Police in Lincolnshire, England are planning to deploy a robot with facial recognition and mood and expression analysis, despite the shaky scientific basis of these applications. The project is pending rights and privacy assessments, which could be impacted by the recent ruling against the legality of live facial recognition deployments in South Wales, as the Ada Lovelace Institute’s independent review of UK police’s facial recognition use will be.
Global disruption related to COVID-19 has included significant adoption of artificial intelligence, and further gains are possible, from farming to environmental conservation. Getting the full benefit of AI, however, will require a greater level of transparency to assure consumers that the technology is ethical and trustworthy, Mastercard President of Cyber and Intelligence Solutions Ajay Bhalla points out in an editorial for the World Economic Forum.
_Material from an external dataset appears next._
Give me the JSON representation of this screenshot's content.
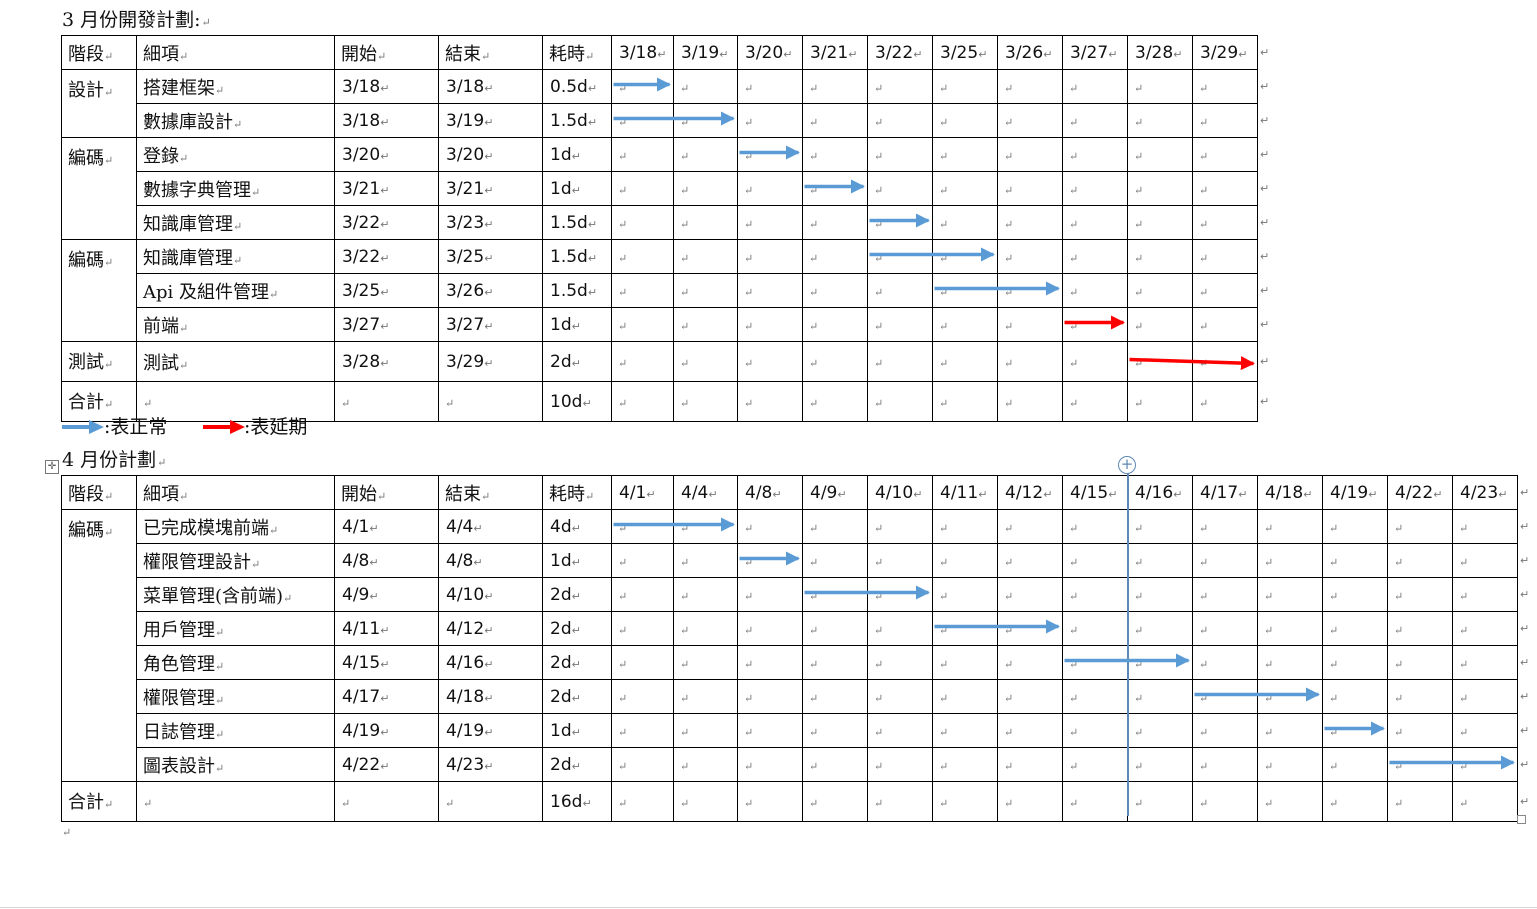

Madelyn Johnson and Eliza Campbell at the Middle East Institute’s Cyber Program write about the risk that biometric data collected from refugees and other vulnerable people could fall into the hands of host countries or other parties and exacerbate the dangers they face, with a focus on UNHCR’s programs in the Middle East.
The third wave of ethical AI is about practical mechanisms for addressing power imbalances and producing more just outcomes, Ada Lovelace Institute Director Carly Kind explains in a VentureBeat editorial. “The Ethics Panel to End All Ethics Panels” at CogX earlier this year was in part a response to the 74 sets of ethical principles or guidelines for AI released from 2016 to 2019, as many AI researchers consider how to make the field more just, and how to convince the rest to join them.